In light of the booming popularity of e-cigarettes and the rising number of deaths from vaping, a team of researchers from the University of Louisiana at Lafayette set out to determine whether e-cigarettes might boost the risk of pneumonia. “S. pneumonia is the most frequent cause of pneumonia in children five years and under, as well as adults older than 65, and immune-compromised individuals,” according to the report. Exposure to smoke from conventional cigarettes is a critical risk factor for pneumonia.
In the study, the investigators compared the effects on S. pneumoniae of exposure to strawberry-flavored e-cigarette vapor containing nicotine, the same vapor with no nicotine, cigarette smoke, and with no cigarette-related exposure.

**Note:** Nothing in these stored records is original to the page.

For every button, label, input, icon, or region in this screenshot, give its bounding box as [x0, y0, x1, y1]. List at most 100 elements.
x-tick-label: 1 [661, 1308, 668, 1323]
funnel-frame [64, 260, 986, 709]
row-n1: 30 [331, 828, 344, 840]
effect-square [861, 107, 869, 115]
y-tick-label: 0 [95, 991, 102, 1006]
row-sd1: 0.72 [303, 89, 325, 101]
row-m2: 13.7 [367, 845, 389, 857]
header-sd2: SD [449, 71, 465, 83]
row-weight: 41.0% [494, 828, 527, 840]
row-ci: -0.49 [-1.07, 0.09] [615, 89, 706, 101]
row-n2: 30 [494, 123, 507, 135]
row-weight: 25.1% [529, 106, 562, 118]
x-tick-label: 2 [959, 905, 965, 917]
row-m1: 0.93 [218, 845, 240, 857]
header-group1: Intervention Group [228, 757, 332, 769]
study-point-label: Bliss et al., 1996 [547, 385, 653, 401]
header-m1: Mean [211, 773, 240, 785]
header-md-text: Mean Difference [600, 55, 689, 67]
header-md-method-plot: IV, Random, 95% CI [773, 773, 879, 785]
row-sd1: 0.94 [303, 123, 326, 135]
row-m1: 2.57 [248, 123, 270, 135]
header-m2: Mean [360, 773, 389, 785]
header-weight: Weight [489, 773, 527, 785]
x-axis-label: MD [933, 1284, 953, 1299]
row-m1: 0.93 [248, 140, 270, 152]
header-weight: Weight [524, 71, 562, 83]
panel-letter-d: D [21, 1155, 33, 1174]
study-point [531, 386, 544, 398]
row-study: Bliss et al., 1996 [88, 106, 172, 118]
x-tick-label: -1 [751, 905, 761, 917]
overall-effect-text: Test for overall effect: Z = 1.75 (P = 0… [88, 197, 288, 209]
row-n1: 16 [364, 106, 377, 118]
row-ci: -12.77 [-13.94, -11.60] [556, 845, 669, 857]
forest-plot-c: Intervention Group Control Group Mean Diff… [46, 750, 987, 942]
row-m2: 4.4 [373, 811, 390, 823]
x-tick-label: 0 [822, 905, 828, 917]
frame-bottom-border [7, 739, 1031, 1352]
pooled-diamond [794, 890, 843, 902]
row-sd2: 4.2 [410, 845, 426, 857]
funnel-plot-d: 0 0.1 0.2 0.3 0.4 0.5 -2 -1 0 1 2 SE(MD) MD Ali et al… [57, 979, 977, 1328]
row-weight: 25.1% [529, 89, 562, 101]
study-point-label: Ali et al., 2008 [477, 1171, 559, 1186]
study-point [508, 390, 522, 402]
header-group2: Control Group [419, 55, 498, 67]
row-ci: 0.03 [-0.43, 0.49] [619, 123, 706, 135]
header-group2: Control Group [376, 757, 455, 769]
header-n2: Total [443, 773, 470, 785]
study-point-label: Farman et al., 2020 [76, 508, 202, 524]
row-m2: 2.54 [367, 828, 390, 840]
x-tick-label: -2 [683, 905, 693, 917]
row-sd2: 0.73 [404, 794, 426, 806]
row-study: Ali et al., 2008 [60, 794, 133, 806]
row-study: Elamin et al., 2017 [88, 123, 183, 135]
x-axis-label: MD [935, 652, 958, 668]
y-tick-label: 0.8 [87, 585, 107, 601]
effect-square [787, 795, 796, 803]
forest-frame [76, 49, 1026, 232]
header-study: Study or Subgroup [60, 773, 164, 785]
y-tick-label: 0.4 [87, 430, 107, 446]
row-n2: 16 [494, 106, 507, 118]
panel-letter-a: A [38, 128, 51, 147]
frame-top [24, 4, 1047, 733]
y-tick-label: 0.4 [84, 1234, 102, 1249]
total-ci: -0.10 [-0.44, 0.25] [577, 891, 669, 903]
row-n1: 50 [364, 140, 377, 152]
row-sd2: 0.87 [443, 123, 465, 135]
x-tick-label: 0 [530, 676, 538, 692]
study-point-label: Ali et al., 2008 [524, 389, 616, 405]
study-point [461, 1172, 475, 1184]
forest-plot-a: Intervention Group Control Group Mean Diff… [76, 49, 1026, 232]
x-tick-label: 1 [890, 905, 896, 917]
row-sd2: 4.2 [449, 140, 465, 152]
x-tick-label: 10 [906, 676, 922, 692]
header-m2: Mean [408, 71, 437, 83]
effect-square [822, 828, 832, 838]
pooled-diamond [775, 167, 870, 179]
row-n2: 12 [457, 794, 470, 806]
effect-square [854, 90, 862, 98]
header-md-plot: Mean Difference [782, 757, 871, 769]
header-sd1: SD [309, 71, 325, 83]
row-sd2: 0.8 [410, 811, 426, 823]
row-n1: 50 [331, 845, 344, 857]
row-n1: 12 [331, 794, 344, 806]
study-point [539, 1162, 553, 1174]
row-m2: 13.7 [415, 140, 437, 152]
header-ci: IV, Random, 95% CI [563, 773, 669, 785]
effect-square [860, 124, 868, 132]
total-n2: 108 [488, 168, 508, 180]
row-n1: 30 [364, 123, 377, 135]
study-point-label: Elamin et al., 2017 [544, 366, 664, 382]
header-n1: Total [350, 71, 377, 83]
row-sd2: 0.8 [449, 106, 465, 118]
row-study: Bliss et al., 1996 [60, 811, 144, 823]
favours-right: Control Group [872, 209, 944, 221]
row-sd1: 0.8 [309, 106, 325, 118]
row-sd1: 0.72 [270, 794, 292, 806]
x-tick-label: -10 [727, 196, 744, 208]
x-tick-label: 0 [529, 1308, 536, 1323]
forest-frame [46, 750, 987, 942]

As compared to controls, nicotine containing e-cigarette vapor induced major changes in gene expression of pneumococcus, affecting 264 genes, mostly involved in metabolism and stress response. Nicotine free e-cigarette vapor changed altered expression of just 14 genes, and only modestly, said corresponding author Ritwij Kulkarni, Ph.D., Assistant Professor of Immunology, University of Louisiana at Lafayette. The latter genes are involved in sugar transport and metabolism. By comparison, cigarette smoke altered expression in 982 genes, also mostly involved in metabolism and stress response.
“Interestingly, neither nicotine containing nor nicotine free e-cigarette vapor altered the ability of pneumococci to cause lung infection in a mouse model of infection,” said Dr. Kulkarni. However, both nicotine-containing e-cigarette vapor and cigarette smoke caused moderate induction of biofilm formation,” according to the report.
“Our work is part of a long series of observations coming from a number of research labs trying to define what effects e-cigarette vapor exposure may have on human health, and to differentiate between the effects of flavoring chemicals and nicotine,” said Dr. Kulkarni.
“Every day on my way to my classroom I see a lot of students vaping,” said Dr. Kulkarni. “We don’t know the effects e-cigarette vapor has on us or on our microbiome. Since our lab’s focus is bacterial respiratory infections, we decided to work on pneumococcus, which is a deadly pathogen and a colonizer of the upper respiratory tract.